Aber da gibt es etwas, was diesen Roman prägt und gleichzeitig vergällt. Es sind die nahezu unübersichtlich zahlreichen Frauengeschichten – und zwar sowohl vom Vater wie auch später vom Sohn. Vater Hinrich vögelt sich durch so manches Bett, Ehe hin oder her. Mit vier Jahren ist Harry Scheidungskind, vorübergehend Aufenthalt bei der ideologisch abbauenden Mutter, dem überforderten Stiefvater, dann wieder zum Vater mit seinen diversen Freundinnen, Ehefrauen, Geliebten. Harry hält das nicht davon ab, sich schon recht früh ähnlich zu verhalten. Aber worin liegt die (sexuelle) Attraktivität der Figuren? Sie werden geschildert als charmante Casanovas mit schlechten Zähnen und ohne Skrupel. Dass Frauen fast immer eine passive Rolle zukommt – sie werden geschwängert und dann meist schnell alleine gelassen – hat man als Westdeutscher auch nicht so von der DDR im Kopf. Die Ausnahme ist eine jahrelange Geliebte Hinrichs, die alle seine Ehen übersteht – und sich dann später auch Harry widmet.

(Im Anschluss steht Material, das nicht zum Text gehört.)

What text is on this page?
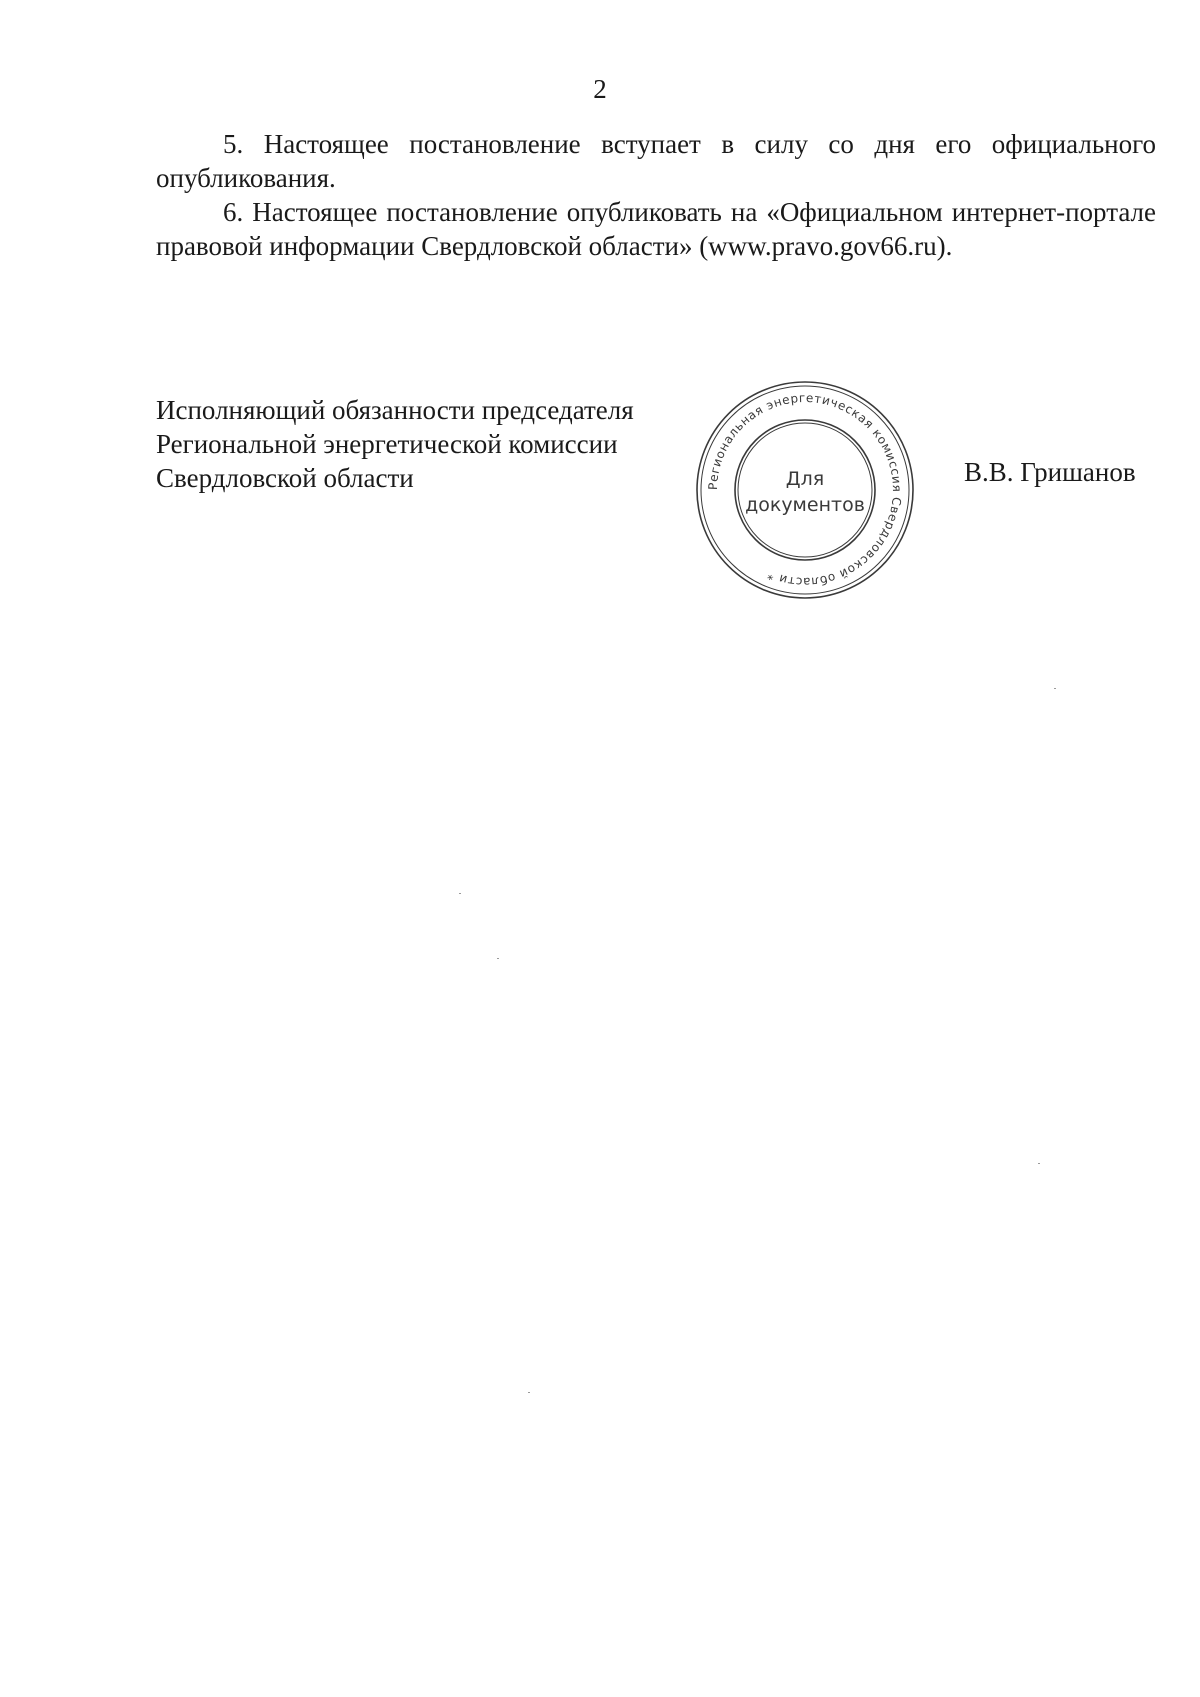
2

5. Настоящее постановление вступает в силу со дня его официального опубликования.

6. Настоящее постановление опубликовать на «Официальном интернет-портале правовой информации Свердловской области» (www.pravo.gov66.ru).

Исполняющий обязанности председателя
Региональной энергетической комиссии
Свердловской области	Региональная энергетическая комиссия Свердловской области *
Для
документов
В.В. Гришанов
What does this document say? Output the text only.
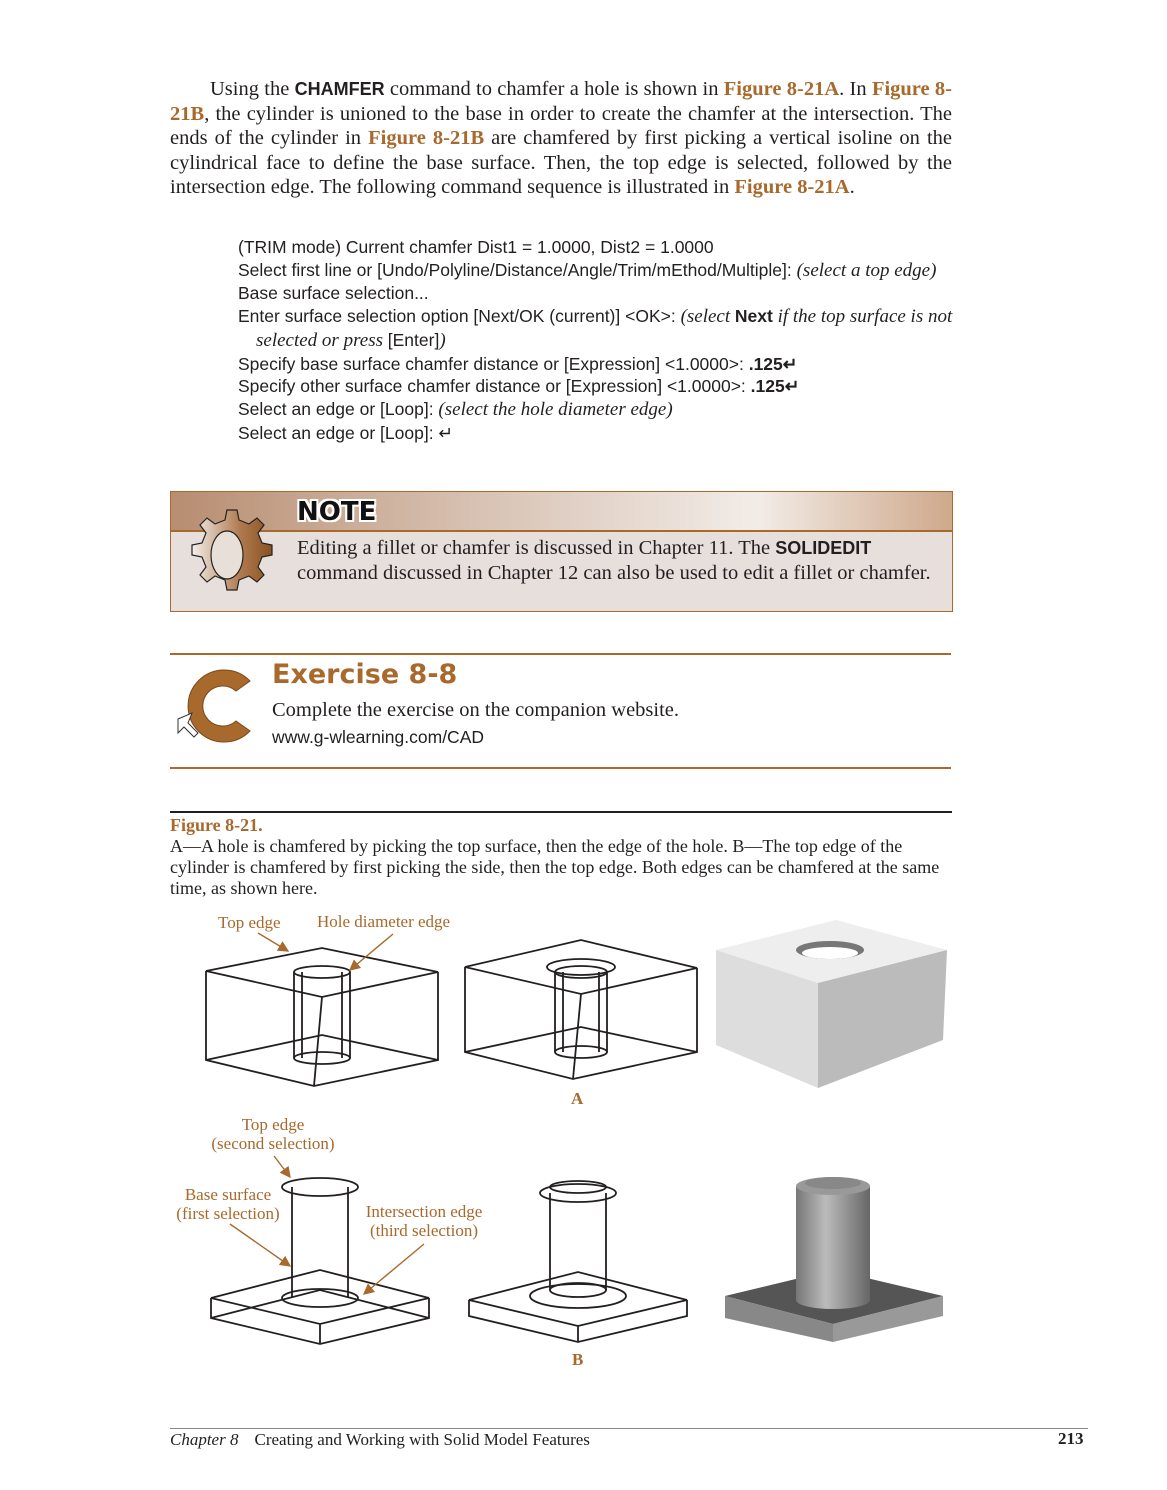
Using the CHAMFER command to chamfer a hole is shown in Figure 8-21A. In Figure 8-21B, the cylinder is unioned to the base in order to create the chamfer at the intersection. The ends of the cylinder in Figure 8-21B are chamfered by first picking a vertical isoline on the cylindrical face to define the base surface. Then, the top edge is selected, followed by the intersection edge. The following command sequence is illustrated in Figure 8-21A.
(TRIM mode) Current chamfer Dist1 = 1.0000, Dist2 = 1.0000
Select first line or [Undo/Polyline/Distance/Angle/Trim/mEthod/Multiple]: (select a top edge)
Base surface selection...
Enter surface selection option [Next/OK (current)] <OK>: (select Next if the top surface is not selected or press [Enter])
Specify base surface chamfer distance or [Expression] <1.0000>: .125↵
Specify other surface chamfer distance or [Expression] <1.0000>: .125↵
Select an edge or [Loop]: (select the hole diameter edge)
Select an edge or [Loop]: ↵
NOTE
Editing a fillet or chamfer is discussed in Chapter 11. The SOLIDEDIT command discussed in Chapter 12 can also be used to edit a fillet or chamfer.
Exercise 8-8
Complete the exercise on the companion website.
www.g-wlearning.com/CAD
Figure 8-21.
A—A hole is chamfered by picking the top surface, then the edge of the hole. B—The top edge of the cylinder is chamfered by first picking the side, then the top edge. Both edges can be chamfered at the same time, as shown here.
Top edge Hole diameter edge
A
Top edge
(second selection)
Base surface
(first selection)	Intersection edge
(third selection)
B
Chapter 8 Creating and Working with Solid Model Features	213
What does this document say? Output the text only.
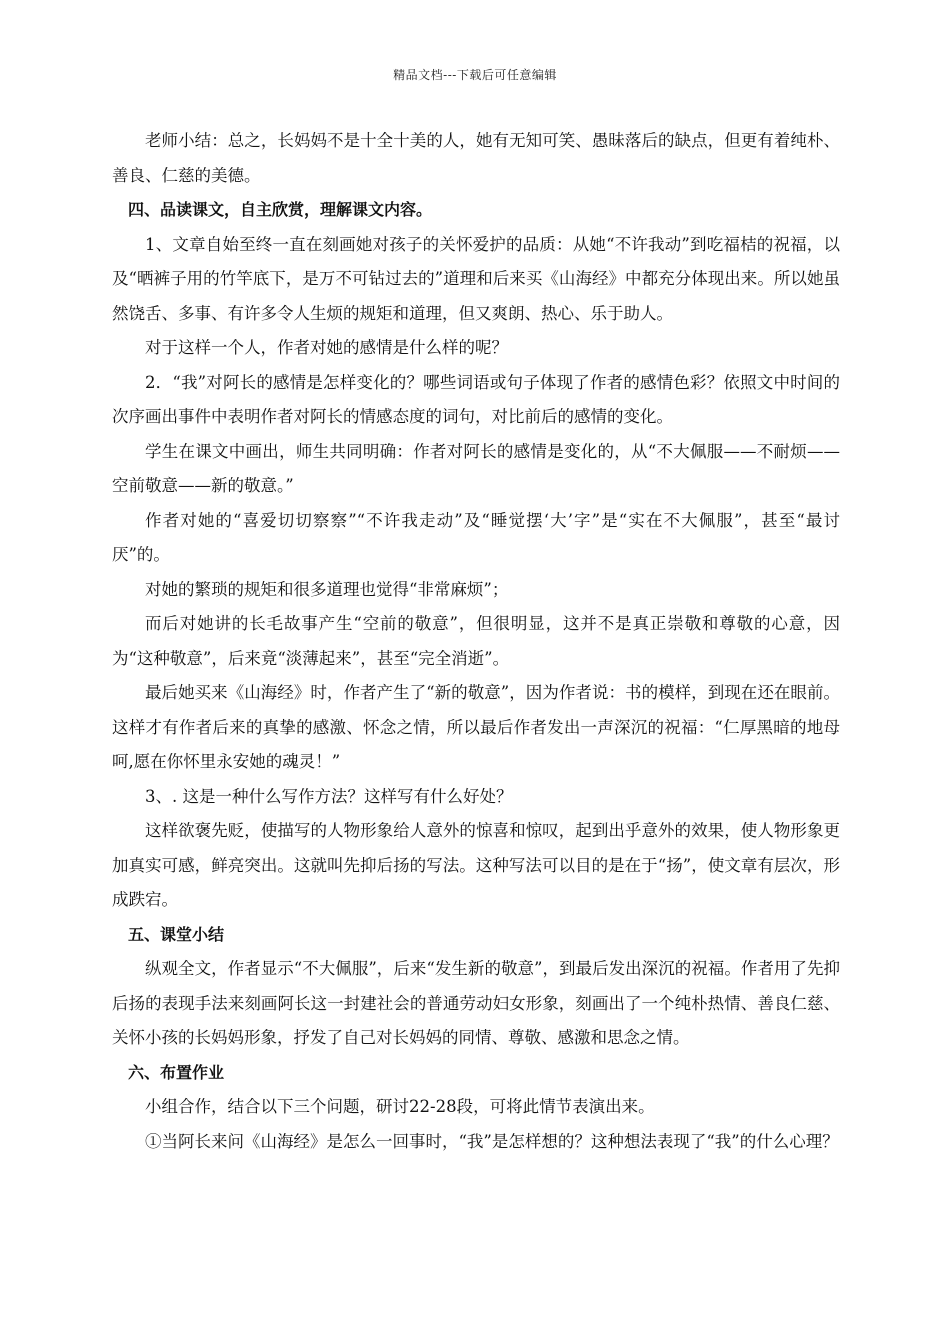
精品文档---下载后可任意编辑

老师小结：总之，长妈妈不是十全十美的人，她有无知可笑、愚昧落后的缺点，但更有着纯朴、善良、仁慈的美德。

四、品读课文，自主欣赏，理解课文内容。

1、文章自始至终一直在刻画她对孩子的关怀爱护的品质：从她“不许我动”到吃福桔的祝福，以及“晒裤子用的竹竿底下，是万不可钻过去的”道理和后来买《山海经》中都充分体现出来。所以她虽然饶舌、多事、有许多令人生烦的规矩和道理，但又爽朗、热心、乐于助人。

对于这样一个人，作者对她的感情是什么样的呢？

2．“我”对阿长的感情是怎样变化的？哪些词语或句子体现了作者的感情色彩？依照文中时间的次序画出事件中表明作者对阿长的情感态度的词句，对比前后的感情的变化。

学生在课文中画出，师生共同明确：作者对阿长的感情是变化的，从“不大佩服——不耐烦——空前敬意——新的敬意。”

作者对她的“喜爱切切察察”“不许我走动”及“睡觉摆‘大’字”是“实在不大佩服”，甚至“最讨厌”的。

对她的繁琐的规矩和很多道理也觉得“非常麻烦”；

而后对她讲的长毛故事产生“空前的敬意”，但很明显，这并不是真正崇敬和尊敬的心意，因为“这种敬意”，后来竟“淡薄起来”，甚至“完全消逝”。

最后她买来《山海经》时，作者产生了“新的敬意”，因为作者说：书的模样，到现在还在眼前。这样才有作者后来的真挚的感激、怀念之情，所以最后作者发出一声深沉的祝福：“仁厚黑暗的地母呵,愿在你怀里永安她的魂灵！”

3、. 这是一种什么写作方法？这样写有什么好处？

这样欲褒先贬，使描写的人物形象给人意外的惊喜和惊叹，起到出乎意外的效果，使人物形象更加真实可感，鲜亮突出。这就叫先抑后扬的写法。这种写法可以目的是在于“扬”，使文章有层次，形成跌宕。

五、课堂小结

纵观全文，作者显示“不大佩服”，后来“发生新的敬意”，到最后发出深沉的祝福。作者用了先抑后扬的表现手法来刻画阿长这一封建社会的普通劳动妇女形象，刻画出了一个纯朴热情、善良仁慈、关怀小孩的长妈妈形象，抒发了自己对长妈妈的同情、尊敬、感激和思念之情。

六、布置作业

小组合作，结合以下三个问题，研讨22-28段，可将此情节表演出来。

①当阿长来问《山海经》是怎么一回事时，“我”是怎样想的？这种想法表现了“我”的什么心理？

Spätestens hier muss die Erzählkonstruktion besprochen werden. Kolbe hat seinen Roman in 64 Kapitel unterteilt. Der Leser hat nun die Aufgabe, die nicht chronologisch geordneten Kapitel zu sortieren. Das ist durchaus ein Stilelement der Moderne. Kolbe übertreibt jedoch maßlos, weil er die diversen unterschiedlichen Zeitebenen auch noch in sich unchronologisch erzählt und eine Art Memory-Spiel daraus macht. Hinzu kommt, dass sich manche Zeitebenen auch leicht überlappen. Zwar ist immer an kleinen Details der ungefähre Zeitraum erkennbar (auch wenn dafür zuweilen genaue Kenntnisse aus der DDR-Geschichte erforderlich sind), aber es ist schon arg ermüdend herauszufinden ob das Kapitel nun im Frühjahr 1981 oder ein paar Monate später spielt und welches der anderen gerade gelesenen Kapitel diesem eventuell noch vorsteht. So gibt man irgendwann auf, eine Chronologie zu erstellen, was auch dazu führt, dass sich das Interesse für die Figuren und damit für die Geschichte abkühlt.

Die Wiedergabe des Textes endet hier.